Dominique Dussidour s’est éteinte le 17 avril 2019. Ce jour-là, nous avons lu, Cécile Wajsbrot et moi, comme entendu quelques semaines plus tôt avec Dominique, des extraits de son Sade romancier dans une librairie du boulevard Raspail, à Paris. Deux heures auparavant nous avions appris son décès.

Avant de commencer un travail d’ampleur il fallait qu’elle ait tout rangé. Avant l’écriture de ce qui serait La Nuit de Gigi, dans son deux-pièces, au dernier étage d’un de ces immeubles en briques de l’entre deux guerres, les HBM, les habitations à bon marché de la ceinture de Paris, de sa fenêtre elle voyait la tour Eiffel, elle avait complètement réinstallé sa bibliothèque, beaucoup des fictions annotées, de grands rayons de ses auteurs étudiés entièrement, Virginia Woolf, Pierre Guyotat, Yves Navarre, William Faulkner – qui vient aimablement discuter avec l’autrice dans un chapitre du Risque de l’histoire, « Engendrement des récits, couloirs obscurs », – tout Sade – et pour saisir comment elle lisait il faut regarder le dossier d’écriture de son Sade sur remue.net.
Il fallait faire le vide avant d’entrer dans l’inconnu. « Il s’agit que ce qui entoure cède la place à l’espace du roman en cours. À son texte et à ses images à lui. Pas seulement. C’est aussi son corps qu’il faut vider.

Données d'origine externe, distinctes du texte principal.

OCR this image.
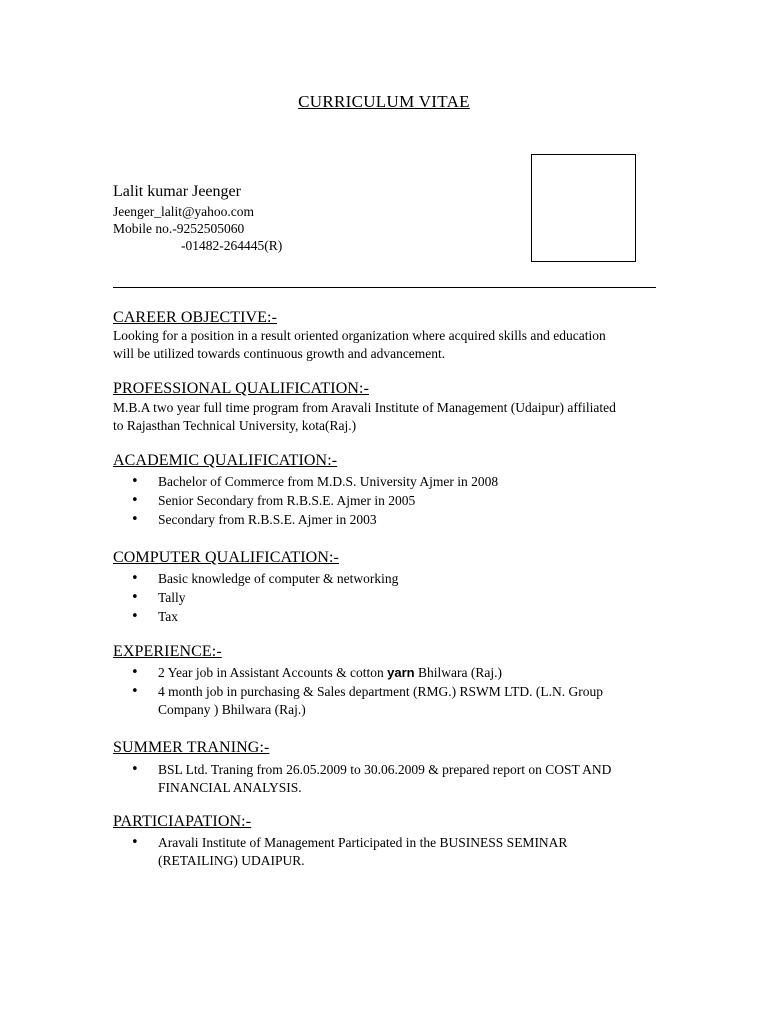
CURRICULUM VITAE
Lalit kumar Jeenger
Jeenger_lalit@yahoo.com
Mobile no.-9252505060
-01482-264445(R)
CAREER OBJECTIVE:-
Looking for a position in a result oriented organization where acquired skills and education
will be utilized towards continuous growth and advancement.
PROFESSIONAL QUALIFICATION:-
M.B.A two year full time program from Aravali Institute of Management (Udaipur) affiliated
to Rajasthan Technical University, kota(Raj.)
ACADEMIC QUALIFICATION:-
• Bachelor of Commerce from M.D.S. University Ajmer in 2008
• Senior Secondary from R.B.S.E. Ajmer in 2005
• Secondary from R.B.S.E. Ajmer in 2003
COMPUTER QUALIFICATION:-
• Basic knowledge of computer & networking
• Tally
• Tax
EXPERIENCE:-
• 2 Year job in Assistant Accounts & cotton yarn Bhilwara (Raj.)
• 4 month job in purchasing & Sales department (RMG.) RSWM LTD. (L.N. Group
Company ) Bhilwara (Raj.)
SUMMER TRANING:-
• BSL Ltd. Traning from 26.05.2009 to 30.06.2009 & prepared report on COST AND
FINANCIAL ANALYSIS.
PARTICIAPATION:-
• Aravali Institute of Management Participated in the BUSINESS SEMINAR
(RETAILING) UDAIPUR.
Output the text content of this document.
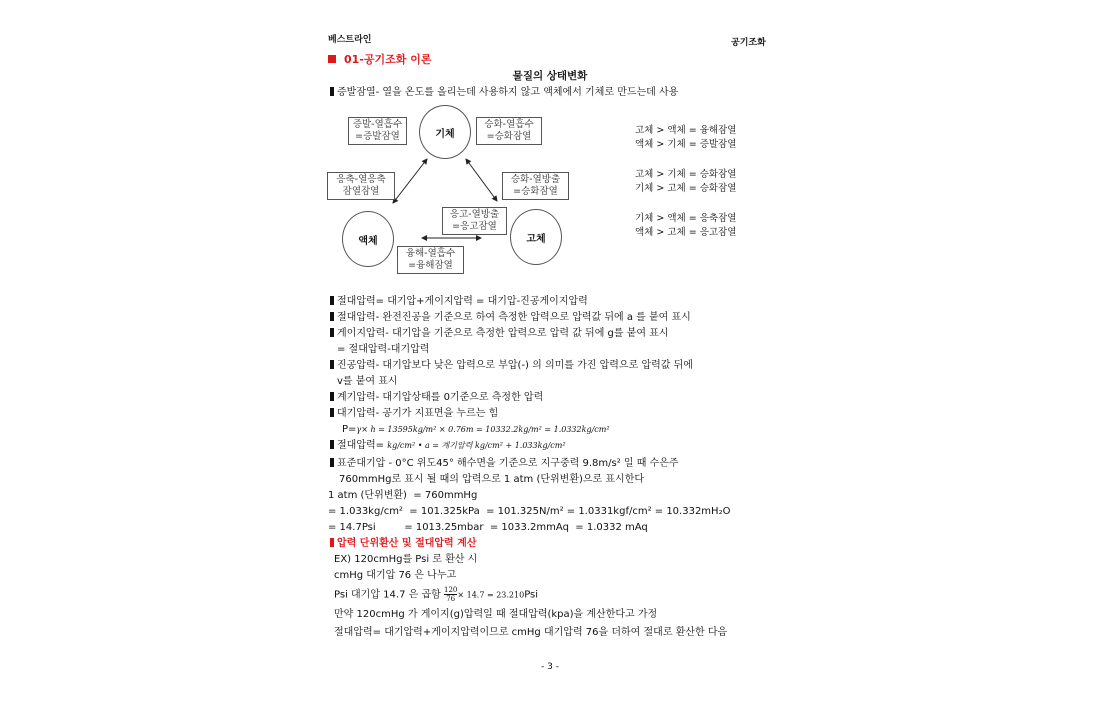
베스트라인	공기조화
01-공기조화 이론
물질의 상태변화
증발잠열- 열을 온도를 올리는데 사용하지 않고 액체에서 기체로 만드는데 사용
기체
액체	고체
증발-열흡수
=증발잠열
승화-열흡수
=승화잠열
응축-열응축
잠열잠열
승화-열방출
=승화잠열
응고-열방출
=응고잠열
융해-열흡수
=융해잠열
고체 > 액체 = 융해잠열
액체 > 기체 = 증발잠열
고체 > 기체 = 승화잠열
기체 > 고체 = 승화잠열
기체 > 액체 = 응축잠열
액체 > 고체 = 응고잠열
절대압력= 대기압+게이지압력 = 대기압-진공게이지압력
절대압력- 완전진공을 기준으로 하여 측정한 압력으로 압력값 뒤에 a 를 붙여 표시
게이지압력- 대기압을 기준으로 측정한 압력으로 압력 값 뒤에 g를 붙여 표시
= 절대압력-대기압력
진공압력- 대기압보다 낮은 압력으로 부압(-) 의 의미를 가진 압력으로 압력값 뒤에
v를 붙여 표시
계기압력- 대기압상태를 0기준으로 측정한 압력
대기압력- 공기가 지표면을 누르는 힘
P=γ× h = 13595kg/m² × 0.76m = 10332.2kg/m² = 1.0332kg/cm²
절대압력= kg/cm² • a = 계기압력 kg/cm² + 1.033kg/cm²
표준대기압 - 0°C 위도45° 해수면을 기준으로 지구중력 9.8m/s² 일 때 수은주
760mmHg로 표시 될 때의 압력으로 1 atm (단위변환)으로 표시한다
1 atm (단위변환)  = 760mmHg
= 1.033kg/cm²  = 101.325kPa  = 101.325N/m² = 1.0331kgf/cm² = 10.332mH₂O
= 14.7Psi         = 1013.25mbar  = 1033.2mmAq  = 1.0332 mAq
압력 단위환산 및 절대압력 계산
EX) 120cmHg를 Psi 로 환산 시
cmHg 대기압 76 은 나누고
Psi 대기압 14.7 은 곱함 $\frac{120}{76} \times 14.7 = 23.210Psi$
만약 120cmHg 가 게이지(g)압력일 때 절대압력(kpa)을 계산한다고 가정
절대압력= 대기압력+게이지압력이므로 cmHg 대기압력 76을 더하여 절대로 환산한 다음
- 3 -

De ses pensées de soi et sur soi, sur le monde, sur soi dans le monde ; sur ce qu’on fait et pourquoi et comment ; sur le romanesque et la littérature. Court-circuiter les savoirs, les identités, les affects. Couper les fils. Il est possible alors qu’on arrive à visualiser la zone située aux deux tiers supérieurs de la nuque qui vous fera redresser le crâne et présenter un front buté, à partir de quoi on commencera à écrire [1]. »
Entre les romans de la trilogie DONT ACTES, un des sommets de son art, de 1993 à 2007 quatorze années de travail, elle écrivit un récit : Les Matins bleus, autour de la mort de sa mère, les parentés, la vie passée de mère à filles ; un essai biographique : Si c’est l’enfer qu’il voit – dans l’atelier d’Edvard Munch, être dans la main, bras, corps entier qui trace, qui étale la couleur, qui fend la matière jusqu’à la toile, être l’œil qui établit l’existence dans les verticales, se connaître soi-même comme narratrice et comme femme d’images.

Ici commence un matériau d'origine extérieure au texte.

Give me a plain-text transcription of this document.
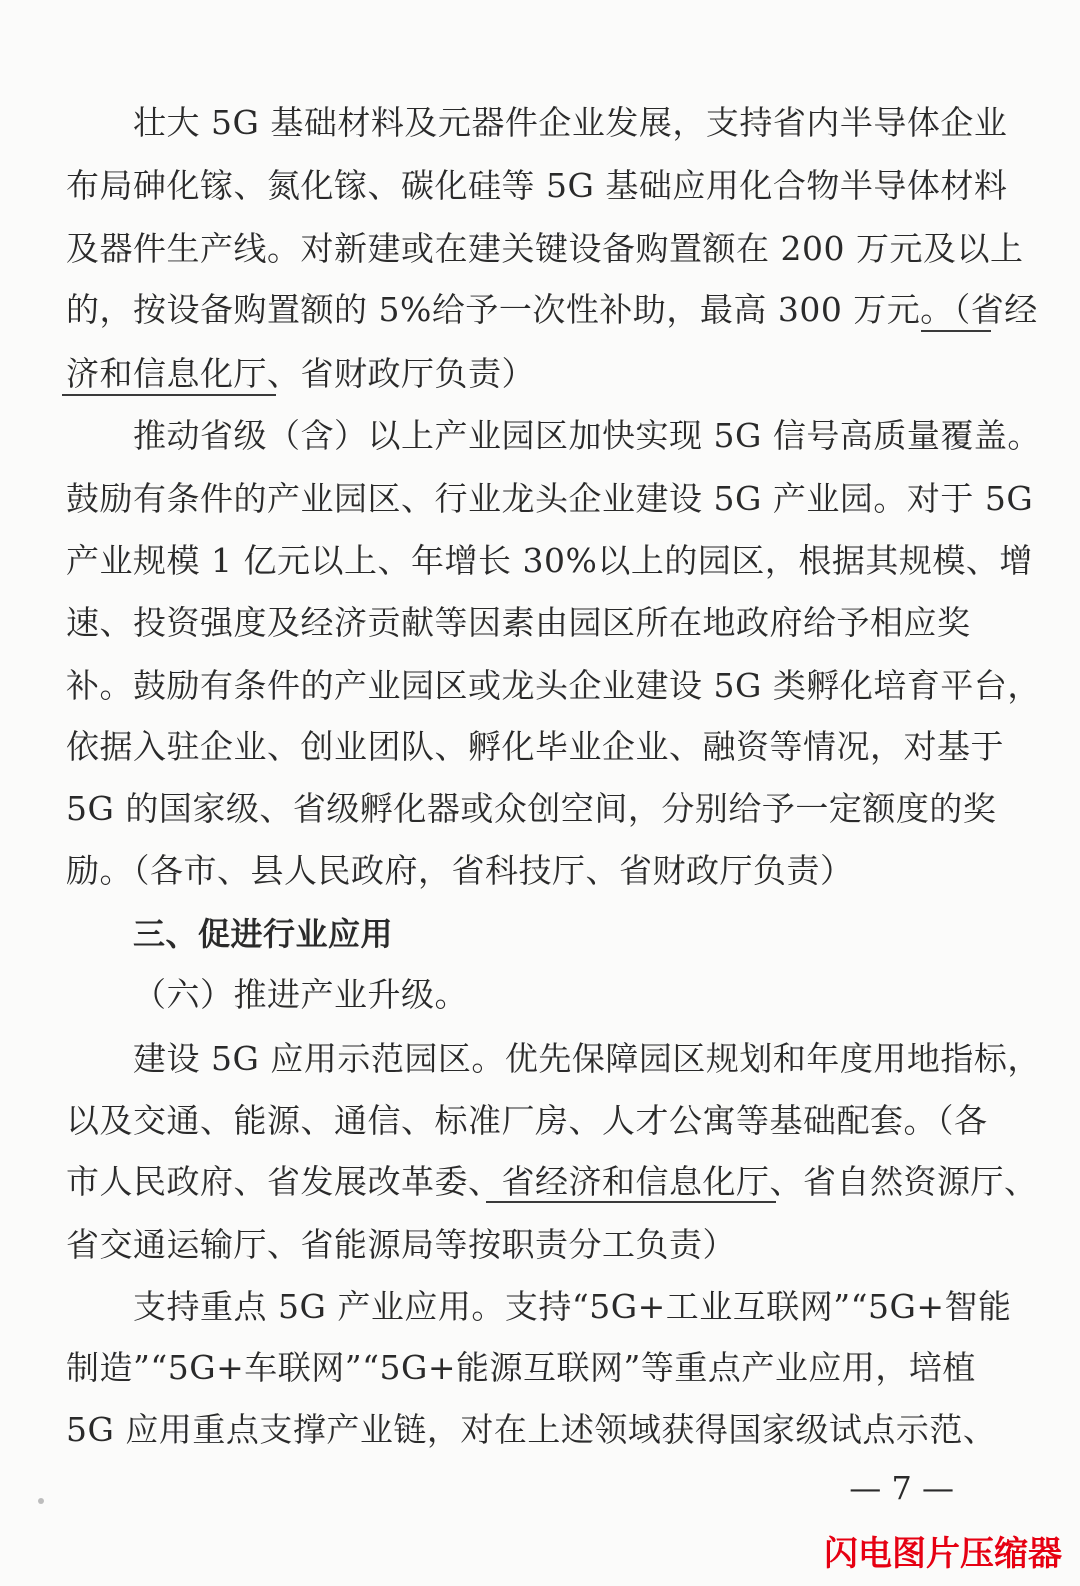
壮大 5G 基础材料及元器件企业发展，支持省内半导体企业
布局砷化镓、氮化镓、碳化硅等 5G 基础应用化合物半导体材料
及器件生产线。对新建或在建关键设备购置额在 200 万元及以上
的，按设备购置额的 5%给予一次性补助，最高 300 万元。（省经
济和信息化厅、省财政厅负责）
推动省级（含）以上产业园区加快实现 5G 信号高质量覆盖。
鼓励有条件的产业园区、行业龙头企业建设 5G 产业园。对于 5G
产业规模 1 亿元以上、年增长 30%以上的园区，根据其规模、增
速、投资强度及经济贡献等因素由园区所在地政府给予相应奖
补。鼓励有条件的产业园区或龙头企业建设 5G 类孵化培育平台，
依据入驻企业、创业团队、孵化毕业企业、融资等情况，对基于
5G 的国家级、省级孵化器或众创空间，分别给予一定额度的奖
励。（各市、县人民政府，省科技厅、省财政厅负责）
三、促进行业应用
（六）推进产业升级。
建设 5G 应用示范园区。优先保障园区规划和年度用地指标，
以及交通、能源、通信、标准厂房、人才公寓等基础配套。（各
市人民政府、省发展改革委、省经济和信息化厅、省自然资源厅、
省交通运输厅、省能源局等按职责分工负责）
支持重点 5G 产业应用。支持“5G+工业互联网”“5G+智能
制造”“5G+车联网”“5G+能源互联网”等重点产业应用，培植
5G 应用重点支撑产业链，对在上述领域获得国家级试点示范、
— 7 —
闪电图片压缩器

Avant La Nuit de Gigi il y eut aussi S.L.E., récits d’Algérie. L’Algérie, elle y travailla comme institutrice, elle y vécut accueillie par sa belle-famille. Portrait affectueux de « Ma belle-mère qui était analphabète », enthousiaste et familier de l’oncle contrôleur des chemins de fer qui rêve en vrai rouler dans les airs jusqu’à Paris.
Ces livres, de non-fiction, à chaque fois un décalage, une ressource.
Et elle écrivit les nouvelles de Flora et les sept garçons, à toute vitesse. Des histoires de jeunes femmes, de jeunes filles qui s’évadent, qui se sauvent. Léa, fille de Cronos, le dieu qui mange ses enfants, « monte dans un taxi, puis, gare de Lyon, dans un TGV... » ; elle disparaît. Cette vitesse c’est celle de l’allégresse, de l’énergie, de l’insolence, de l’urgence d’être libres. Mais si l’une de ces enfants, jeune filles, jeunes femmes qui se sauvent finalement sombrent, disparaissent, pourquoi, comment cela est-il arrivé ? que se passe-t-il pour ceux qui restent ?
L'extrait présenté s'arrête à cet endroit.